The laws provide property owners with tools to notify the general public of their agreements with contractors hired for the improvement of real property so that potential lienors that have a right to file a lien on the owner’s property may then provide the owner with notice of their rights to lien for non-payment. In such cases, the property owner will file a Notice of Commencement in the public records of the county in which the property being improved is located. Those having lien rights for the work being performed and materials being supplied will be able to serve the property owner with a Notice to Owner advising the owner that they have been hired by the contractor to provide services or materials in connection with the project. Once a property owner is alerted as to the existence of all parties having a right to lien the property in connection with the improvement, the owner is in a position to ensure that all lienors are paid by the contractor, thus reducing each respective lienor’s rights to record a lien to the extent that they receive payment on the owner’s behalf. In order to ensure that lienors have been paid, the owner should condition that the contractor and other lienors provide releases of lien upon their receipt of payment.

The construction lien laws consist of a tedious set of statutes – complicated further by case law interpreting legal disputes involving such laws. Although the foregoing serves as a basic introduction of such laws, managers and directors must implement the procedures to protect against pitfalls such as those described above.
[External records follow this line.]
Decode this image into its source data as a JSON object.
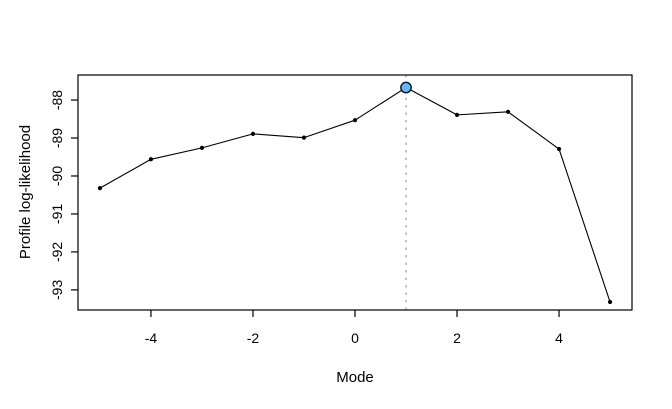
{
  "figure": {
    "background": "#ffffff",
    "frame_color": "#000000"
  },
  "chart_data": {
    "type": "line",
    "title": "",
    "xlabel": "Mode",
    "ylabel": "Profile log-likelihood",
    "x": [
      -5,
      -4,
      -3,
      -2,
      -1,
      0,
      1,
      2,
      3,
      4,
      5
    ],
    "y": [
      -90.32,
      -89.56,
      -89.26,
      -88.89,
      -88.99,
      -88.53,
      -87.67,
      -88.39,
      -88.31,
      -89.29,
      -93.32
    ],
    "xticks": [
      -4,
      -2,
      0,
      2,
      4
    ],
    "yticks": [
      -88,
      -89,
      -90,
      -91,
      -92,
      -93
    ],
    "xlim": [
      -5.43,
      5.43
    ],
    "ylim": [
      -93.53,
      -87.34
    ],
    "grid": false,
    "legend": null,
    "line_color": "#000000",
    "point_color": "#000000",
    "peak_marker": {
      "x": 1,
      "y": -87.67,
      "fill": "#63b8ff",
      "stroke": "#12121f"
    },
    "vline": {
      "x": 1,
      "style": "dotted",
      "color": "#c4c4c4"
    }
  }
}
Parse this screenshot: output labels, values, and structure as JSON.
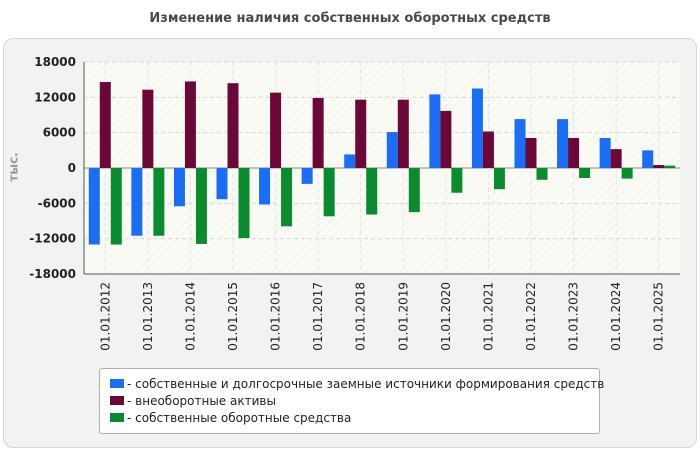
{
  "chart_data": {
    "type": "bar",
    "title": "Изменение наличия собственных оборотных средств",
    "ylabel": "тыс.",
    "xlabel": "",
    "ylim": [
      -18000,
      18000
    ],
    "yticks": [
      18000,
      12000,
      6000,
      0,
      -6000,
      -12000,
      -18000
    ],
    "grid": true,
    "legend_position": "bottom",
    "categories": [
      "01.01.2012",
      "01.01.2013",
      "01.01.2014",
      "01.01.2015",
      "01.01.2016",
      "01.01.2017",
      "01.01.2018",
      "01.01.2019",
      "01.01.2020",
      "01.01.2021",
      "01.01.2022",
      "01.01.2023",
      "01.01.2024",
      "01.01.2025"
    ],
    "series": [
      {
        "name": "- собственные и долгосрочные заемные источники формирования средств",
        "color": "#1a6ef5",
        "values": [
          -13000,
          -11500,
          -6500,
          -5300,
          -6200,
          -2700,
          2300,
          6100,
          12500,
          13500,
          8300,
          8300,
          5100,
          3000
        ]
      },
      {
        "name": "- внеоборотные активы",
        "color": "#6b0838",
        "values": [
          14600,
          13300,
          14700,
          14400,
          12800,
          11900,
          11600,
          11600,
          9700,
          6200,
          5100,
          5100,
          3200,
          500
        ]
      },
      {
        "name": "- собственные оборотные средства",
        "color": "#0a8c2e",
        "values": [
          -13000,
          -11500,
          -12900,
          -11900,
          -9900,
          -8200,
          -7900,
          -7500,
          -4200,
          -3600,
          -2000,
          -1700,
          -1800,
          400
        ]
      }
    ]
  }
}
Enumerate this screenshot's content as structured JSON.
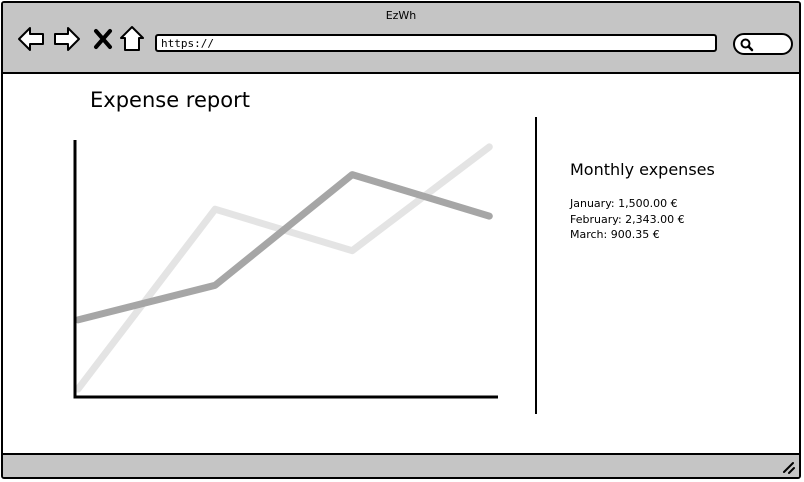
{
  "window": {
    "title": "EzWh"
  },
  "toolbar": {
    "back_icon": "arrow-left-icon",
    "forward_icon": "arrow-right-icon",
    "stop_icon": "close-icon",
    "home_icon": "home-icon",
    "url": "https://",
    "search_icon": "search-icon"
  },
  "page": {
    "title": "Expense report"
  },
  "chart_data": {
    "type": "line",
    "x": [
      0,
      1,
      2,
      3
    ],
    "series": [
      {
        "values": [
          0,
          5.2,
          4.0,
          7.0
        ],
        "color": "#e4e4e4"
      },
      {
        "values": [
          2.0,
          3.0,
          6.2,
          5.0
        ],
        "color": "#a6a6a6"
      }
    ],
    "xlim": [
      0,
      3.1
    ],
    "ylim": [
      -0.2,
      7.2
    ],
    "grid": false,
    "title": "",
    "xlabel": "",
    "ylabel": ""
  },
  "sidebar": {
    "title": "Monthly expenses",
    "items": [
      "January: 1,500.00 €",
      "February: 2,343.00 €",
      "March: 900.35 €"
    ]
  }
}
Managers and directors should work closely with their engineers and attorneys to ensure that a contractor’s requested payment is conditioned upon satisfactory performance of work and compliance with procedures and forms included in the construction lien laws.

An appellate decision in a case from Miami-Dade County Circuit Court has significant implications for community associations and the property management firms that provide them with cleaning, security, concierge and maintenance services. The appellate court reversed the lower court’s decision and found that the property management firm was not entitled to a claim of lien under the state’s Construction Lien Law.

The ruling by the Florida Third District Court of Appeal found that the property management firm in the case is not entitled to a claim of lien under Chapter 713 of the Florida Statutes, which is commonly known as the state’s “Construction Lien Law.” In its decision, the appellate panel noted that the law is intended to protect those who have provided labor and materials for the improvement of real property, and improvement is defined to mean “any building, structure, construction, demolition, excavation, solid-waste removal, landscaping, or any part thereof existing, built, erected, placed, made or done on land or other real property for its permanent benefit.” The appellate court’s decision notes that the condominium involved in this case, Parc Central Aventura East, was not under construction when the services were being provided by Victoria, and prior court decisions have concluded that lawn mowing and shrubbery cutting services were not lienable under the Florida lien law. It also notes that other state courts have ruled that services such as cleaning stairways, washroom grouting, and sealing of bathroom walls were also not lienable.

This ruling reaffirms that claims of lien under Florida’s Construction Lien Law will not be granted to those who provide standard maintenance and upkeep services for properties that are no longer under construction. The decision will surely be referenced by the community association lawyers in South Florida at our firm and throughout the state in cases where management and maintenance services providers seek to obtain a claim of lien based on services that do not involve construction.